For those of you who HAVE specifically asked me what I need, what my family needs, or how else you can help- obviously any of the above ways are fabulous. We do have a paypal account set up for Kendall’s “extras” – things that insurance doesn’t cover or would never think of – like feeding us in the hospital, the gas for trips up here, etc. You do not need a paypal account to use paypal – you can just enter your debit/credit card info at paypal.com and direct it as a “gift” for family/friends to email@example.com And in the message you can specify if you want it to go towards family expenses or specifically to Kendall’s medical needs. A HUGE thank you to those of you who have helped our family out with this seemingly never-ending stay. I am overwhelmed with thankfulness for our amazing family and friends.

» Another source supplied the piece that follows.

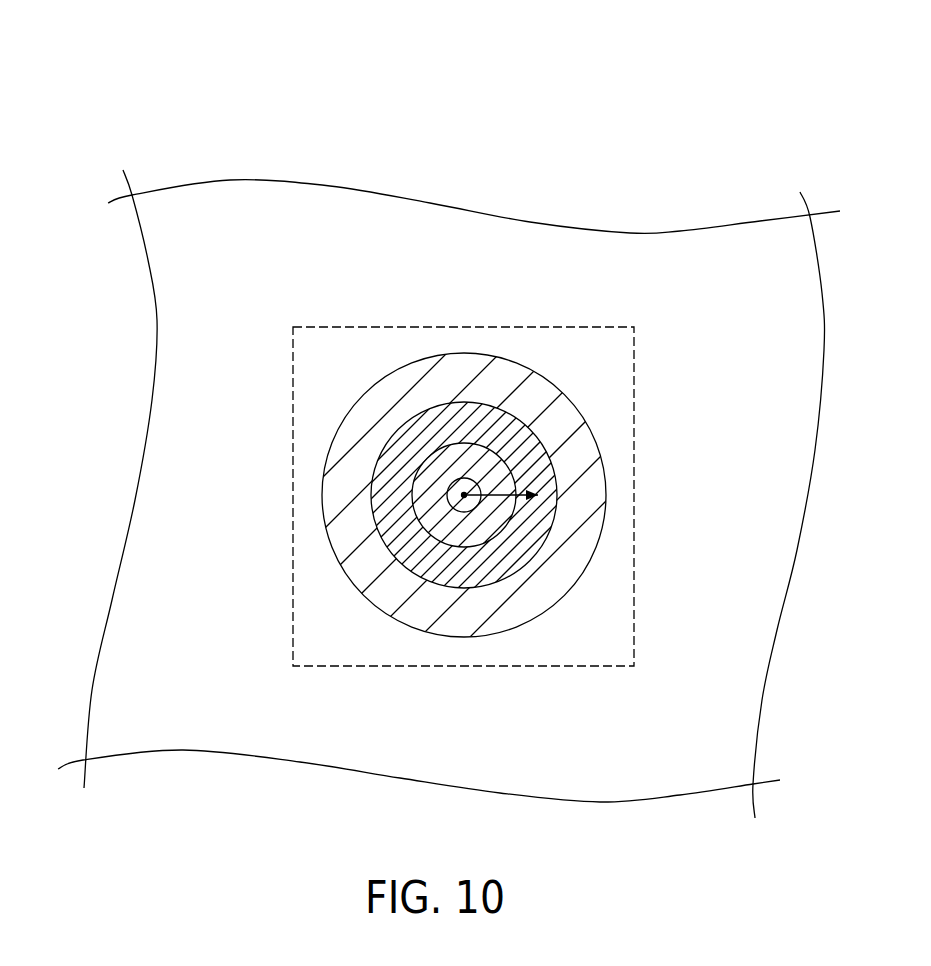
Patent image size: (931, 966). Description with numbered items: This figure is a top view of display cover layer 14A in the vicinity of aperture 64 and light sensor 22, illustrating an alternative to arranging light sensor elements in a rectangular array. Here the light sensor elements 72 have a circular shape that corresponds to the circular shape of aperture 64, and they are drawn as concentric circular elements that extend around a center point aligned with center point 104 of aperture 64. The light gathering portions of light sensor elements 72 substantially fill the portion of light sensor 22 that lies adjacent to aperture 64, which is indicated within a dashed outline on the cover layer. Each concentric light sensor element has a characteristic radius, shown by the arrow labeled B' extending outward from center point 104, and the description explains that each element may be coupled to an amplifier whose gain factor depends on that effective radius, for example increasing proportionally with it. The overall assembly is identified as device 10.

If you’d like our address for cards or a package full of condiments – please send me an email at firstname.lastname@example.org (if you click the little envelope at the top of the page it also will direct you to my email!)
And if you have any other questions or suggestions you want to add here – feel free to leave it in the comments!
Thank you so much, dear Kendall Krew and faithful Terra Talking friends.
it has been a long and hard day getting the news we are here for at least a few more days while we try to figure kendall’s body out. I do my best to stay as positive as possible but the utter exhaustion is definitely starting to wear me thin. (Not LITERALLY thin, because then that would be awesome,,,, but like, my patience is thin. my tolerance for stupidity is thin. my nerves feel frayed and thin….)
Your prayers and love from afar are ALWAYS ALWAYS ALWAYS so appreciated. Even if you never get the chance to send anything but that – know that i feel and appreciate every single one of those good thoughts. We all do. Always.
keep on keepin on~
YES – practical hands on help is always appreciated. But it’s not always practical.